Very nice results, just by CDN. Since we are using a lot of dynamic content and high a high TTFB I was wondering if it is still feasible to go for CDN.

We have dynamic content here and we still use CDN. I don’t think most people will know the difference, unless you are getting millions of pageviews, and you are updating content every second.

Hi Robert,

My website gets update almost every single minute and i have found that my website really take lot time for first byte. But i have heard that the CDN cost a lot of money. Can you please suggest me some cheap and nice easy CDN provider for beginner as i have never used them before.

Amazon s3 has a cheap CDN. I think you can also use coral or cloudflare for free CDNs.

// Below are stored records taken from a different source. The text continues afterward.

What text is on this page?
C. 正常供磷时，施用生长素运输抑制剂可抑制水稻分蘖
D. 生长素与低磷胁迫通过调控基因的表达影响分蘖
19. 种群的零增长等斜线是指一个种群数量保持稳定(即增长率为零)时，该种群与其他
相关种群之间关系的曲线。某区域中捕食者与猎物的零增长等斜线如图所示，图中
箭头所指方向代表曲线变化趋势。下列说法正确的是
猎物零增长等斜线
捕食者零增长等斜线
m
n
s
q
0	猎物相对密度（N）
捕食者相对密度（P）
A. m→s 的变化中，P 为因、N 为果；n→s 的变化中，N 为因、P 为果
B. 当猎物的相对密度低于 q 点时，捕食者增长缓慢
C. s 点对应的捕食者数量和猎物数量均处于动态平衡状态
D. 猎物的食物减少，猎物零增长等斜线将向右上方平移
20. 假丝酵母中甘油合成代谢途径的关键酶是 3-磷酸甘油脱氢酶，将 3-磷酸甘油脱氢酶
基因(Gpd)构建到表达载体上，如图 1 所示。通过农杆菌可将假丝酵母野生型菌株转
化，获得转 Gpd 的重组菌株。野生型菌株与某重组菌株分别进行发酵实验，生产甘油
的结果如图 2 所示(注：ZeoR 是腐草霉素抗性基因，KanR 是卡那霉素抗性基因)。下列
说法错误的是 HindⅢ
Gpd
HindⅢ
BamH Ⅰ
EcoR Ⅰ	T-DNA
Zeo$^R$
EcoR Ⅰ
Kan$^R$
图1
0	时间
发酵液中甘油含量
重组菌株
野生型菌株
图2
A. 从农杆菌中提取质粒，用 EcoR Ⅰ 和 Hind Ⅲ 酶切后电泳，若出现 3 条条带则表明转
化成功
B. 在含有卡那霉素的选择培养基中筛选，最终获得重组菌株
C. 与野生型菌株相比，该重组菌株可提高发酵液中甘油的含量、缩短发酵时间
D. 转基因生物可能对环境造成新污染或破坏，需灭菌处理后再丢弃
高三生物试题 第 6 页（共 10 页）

Hi Robert – interesting statistics. Is Cloud Space referred to in your article what is now known ad CloudFront? We’re using cloudfront with w3 total cache but have a very slow TTFB. Just trying to work out if it’s the cdn or hosting or what.

Yes, it is CloudFront. Cloud Front will not have a massive change on your TTFB directly. First, you need to use it to reduce the burden on the server, by hosting most of the resources there. After that the first few seconds of TTFB come from the server you are hosted with, so CloudFront is unlikely to change that without moving your whole site to Amazon. TTFB is more about the pipes and the initial systems that work to resolve your request than anything else.

Hi mate, when you say “create a script called php”

What exactly do you mean? Create a file called php.php? or just .php or just php? I’m confused regards name/extension.

I meant create a file called php.php.